I’m one of those people that hates obvious untruths and I would routinely tell my friends when they had posted something untrue. I’m guessing they will be glad to see me gone, because nobody ever thanked me for this! I’m afraid Facebook was turning me into the cranky neighbor sitting on the porch and trying to fix the world by pointing out untruths. But it is clear that I’ve been trying to swim against the tide.
My wife, as usual, gets things a little faster than me and she dropped Facebook a while back because the tone was growing so mean. Regardless of the topic the whole site now invites trolling and argumentation.

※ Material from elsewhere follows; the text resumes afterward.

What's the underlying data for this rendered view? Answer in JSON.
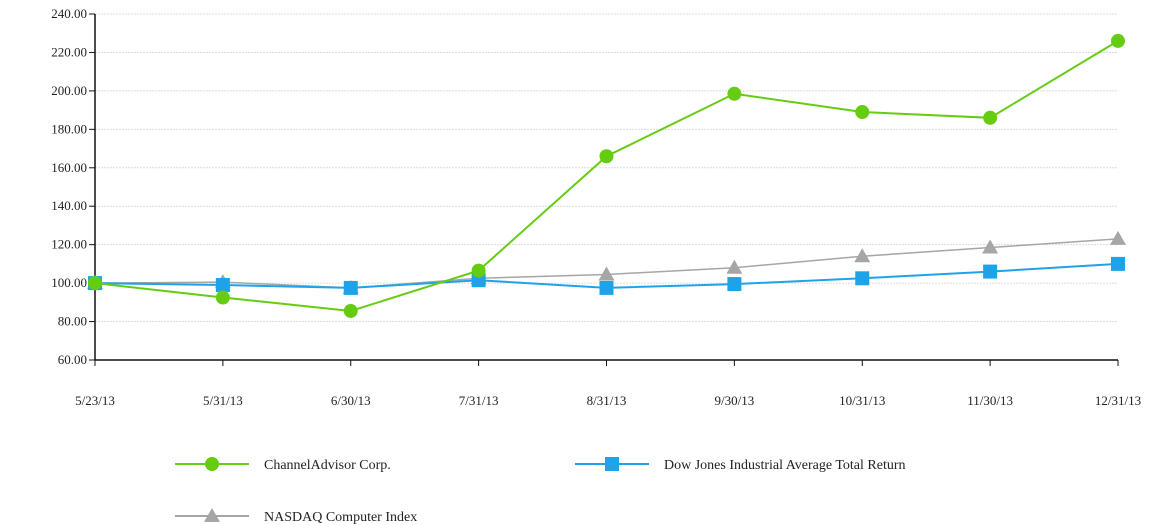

The other thing that has been bothering me about Facebook is that the company has been getting really sophisticated in collecting information about us and is either using it for advertising or selling it to others. I’ve grown more uncomfortable over time that everything I do on the site has been helping Facebook create a detailed profile on me. I sit and watch my friends take ‘quizzes’ that ask them a bunch of personal questions that they would never answer for a stranger. But companies have become good at disguising this data gathering as something fun.
I haven’t dropped some other social media sites because they serve purposes that benefit me. For example, I only use Twitter to follow people in the telecom industry or to follow my favorite sports teams. I post these blogs on Twitter but I rarely comment or read comments there. And I use LinkedIn as my online rolodex since it gives me a quick way to contact colleagues that I may have lost track of otherwise. The way I use these sites doesn’t have any negative aspects for me.
I can tell you that dropping Facebook has been a positive experience and I’m never going back. It was a time eater that could nibble away from a few minutes to hours on some days. The obviously fake, false and untrue content that has overtaken the platform was driving me crazy. And I feel glad to no longer be feeding my likes, preferences and opinions into the advertising grist mill. I heartily recommend leaving Facebook to anybody that is bothered by these same things. Facebook started as something fun, but I recommend anybody who is not having that original fun any longer to drop the site and spend your time elsewhere. I can tell you that it feels really great to let go of something so negative.